The wave of AI-generated Studio Ghibli images flooding the internet is a classic attention-driven social media strategy, leveraging trends and FOMO to get users to unwittingly market the product for OpenAI. It fuels a feedback loop where this “art” is displayed in the gallery of social media… both conveniently supplied by big tech. And it’s working.
OpenAI’s CEO, Sam Altman, with an AI-generated profile pic, announced on X that on Monday they added one million users in one hour. All the while reaping mountains of capital at the expense of artists, filmmakers, journalists, authors, and songwriters whose work is unauthorized and uncompensated in LLM training.
AI image generation is fun. It’s like candy on Halloween. I’ve used it myself. It’s reminiscent of Facebook’s release to the general public twenty years ago, but context is king. How artificial intelligence is implemented in the present and the future is not a forgone conclusion, but powerful people want you to think it is. The jury’s still out, figuratively and eventually literally in some cases.
It’s no mystery the goal is rapid global adoption in all sectors of society.

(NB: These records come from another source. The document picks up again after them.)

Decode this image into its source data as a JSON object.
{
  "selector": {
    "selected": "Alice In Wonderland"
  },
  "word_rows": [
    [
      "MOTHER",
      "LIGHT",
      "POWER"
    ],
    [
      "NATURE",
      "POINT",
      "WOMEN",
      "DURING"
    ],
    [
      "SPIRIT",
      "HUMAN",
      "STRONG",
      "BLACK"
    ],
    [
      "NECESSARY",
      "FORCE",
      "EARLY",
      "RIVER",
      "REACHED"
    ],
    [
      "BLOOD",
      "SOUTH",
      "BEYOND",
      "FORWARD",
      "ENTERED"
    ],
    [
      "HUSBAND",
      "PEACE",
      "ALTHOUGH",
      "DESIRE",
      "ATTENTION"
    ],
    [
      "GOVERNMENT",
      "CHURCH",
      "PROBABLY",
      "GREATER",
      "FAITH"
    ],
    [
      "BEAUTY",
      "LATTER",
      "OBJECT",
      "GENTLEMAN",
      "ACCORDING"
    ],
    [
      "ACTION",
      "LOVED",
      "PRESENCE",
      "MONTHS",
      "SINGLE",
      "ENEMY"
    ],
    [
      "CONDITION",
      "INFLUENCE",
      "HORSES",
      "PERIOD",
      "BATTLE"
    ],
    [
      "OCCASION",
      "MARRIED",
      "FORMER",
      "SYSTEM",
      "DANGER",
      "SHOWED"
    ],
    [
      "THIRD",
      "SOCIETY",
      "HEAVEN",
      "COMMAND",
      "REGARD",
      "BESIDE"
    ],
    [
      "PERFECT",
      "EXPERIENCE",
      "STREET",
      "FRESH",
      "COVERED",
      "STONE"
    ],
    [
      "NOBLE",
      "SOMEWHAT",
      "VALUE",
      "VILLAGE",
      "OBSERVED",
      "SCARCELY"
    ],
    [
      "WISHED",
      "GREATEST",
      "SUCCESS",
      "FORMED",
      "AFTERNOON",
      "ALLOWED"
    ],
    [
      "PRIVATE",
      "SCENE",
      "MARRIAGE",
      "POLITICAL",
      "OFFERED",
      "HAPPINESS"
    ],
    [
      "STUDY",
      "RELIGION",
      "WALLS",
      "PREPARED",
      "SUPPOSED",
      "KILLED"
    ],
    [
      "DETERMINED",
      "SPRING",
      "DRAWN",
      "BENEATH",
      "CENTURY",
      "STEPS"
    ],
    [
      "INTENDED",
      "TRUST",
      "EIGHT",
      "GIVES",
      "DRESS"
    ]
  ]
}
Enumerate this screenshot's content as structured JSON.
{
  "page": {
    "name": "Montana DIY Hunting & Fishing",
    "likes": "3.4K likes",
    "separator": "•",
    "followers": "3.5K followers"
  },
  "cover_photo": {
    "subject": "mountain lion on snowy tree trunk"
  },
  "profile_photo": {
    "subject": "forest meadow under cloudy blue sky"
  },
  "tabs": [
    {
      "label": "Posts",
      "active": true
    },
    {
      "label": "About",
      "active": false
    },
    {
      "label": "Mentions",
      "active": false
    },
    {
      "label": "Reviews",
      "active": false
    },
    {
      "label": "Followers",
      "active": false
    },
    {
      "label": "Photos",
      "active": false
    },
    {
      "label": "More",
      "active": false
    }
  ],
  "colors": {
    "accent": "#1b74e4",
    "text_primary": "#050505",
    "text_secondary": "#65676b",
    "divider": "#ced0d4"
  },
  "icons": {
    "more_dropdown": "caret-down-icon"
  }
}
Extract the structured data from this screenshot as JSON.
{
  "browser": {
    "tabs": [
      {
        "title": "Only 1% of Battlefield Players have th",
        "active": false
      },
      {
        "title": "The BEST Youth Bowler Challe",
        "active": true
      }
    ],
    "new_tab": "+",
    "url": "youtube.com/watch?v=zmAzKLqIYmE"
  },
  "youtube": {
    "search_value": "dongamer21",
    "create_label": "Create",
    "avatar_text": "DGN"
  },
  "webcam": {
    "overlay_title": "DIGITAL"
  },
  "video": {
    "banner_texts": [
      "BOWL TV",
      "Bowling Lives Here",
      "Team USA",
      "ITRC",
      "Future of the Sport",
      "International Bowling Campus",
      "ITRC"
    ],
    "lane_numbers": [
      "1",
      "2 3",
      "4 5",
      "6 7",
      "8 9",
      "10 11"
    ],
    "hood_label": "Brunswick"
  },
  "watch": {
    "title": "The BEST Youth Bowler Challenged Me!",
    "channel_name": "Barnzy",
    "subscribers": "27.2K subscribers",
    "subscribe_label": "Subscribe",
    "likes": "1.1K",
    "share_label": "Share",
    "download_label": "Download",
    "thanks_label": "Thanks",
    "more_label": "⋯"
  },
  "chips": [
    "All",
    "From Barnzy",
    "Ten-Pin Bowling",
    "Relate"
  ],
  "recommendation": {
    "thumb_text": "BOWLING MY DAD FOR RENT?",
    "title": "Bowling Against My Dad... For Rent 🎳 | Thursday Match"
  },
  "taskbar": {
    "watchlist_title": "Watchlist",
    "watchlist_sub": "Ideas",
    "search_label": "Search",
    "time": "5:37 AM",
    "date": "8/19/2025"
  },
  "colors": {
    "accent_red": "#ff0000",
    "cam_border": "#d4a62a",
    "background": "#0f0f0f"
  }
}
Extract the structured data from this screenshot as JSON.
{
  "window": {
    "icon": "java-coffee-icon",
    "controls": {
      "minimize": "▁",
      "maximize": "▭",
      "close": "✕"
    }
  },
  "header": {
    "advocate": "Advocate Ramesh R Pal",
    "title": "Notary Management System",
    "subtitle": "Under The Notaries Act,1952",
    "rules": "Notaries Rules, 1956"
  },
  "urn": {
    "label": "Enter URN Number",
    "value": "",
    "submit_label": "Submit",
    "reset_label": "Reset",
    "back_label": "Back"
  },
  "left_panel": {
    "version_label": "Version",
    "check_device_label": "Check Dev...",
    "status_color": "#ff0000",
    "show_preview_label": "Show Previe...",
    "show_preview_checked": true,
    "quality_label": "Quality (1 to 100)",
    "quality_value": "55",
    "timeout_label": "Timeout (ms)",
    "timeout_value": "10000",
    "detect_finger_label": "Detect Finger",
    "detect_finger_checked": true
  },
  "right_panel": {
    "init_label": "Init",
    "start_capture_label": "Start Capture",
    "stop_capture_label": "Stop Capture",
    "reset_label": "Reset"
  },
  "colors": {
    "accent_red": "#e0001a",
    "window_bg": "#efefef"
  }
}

Read the opening chapter of yesterday’s Rebooting Copyright: How the UK Can Be a Global Leader in the Arts and AI from the Tony Blair Institute for Global Change for a taste of what’s envisioned.
Artificial intelligence holds great potential. My hope is that it does lead to human flourishing, but let’s slow down, make sure creators are properly compensated (the money is there), and first ask ourselves… do we need AI in EVERY sector of society? Maybe we do. Maybe we don’t. From there we ask… to what degree?
Let’s find that sweet spot between blind acceptance and reflexive rejection to figure it out.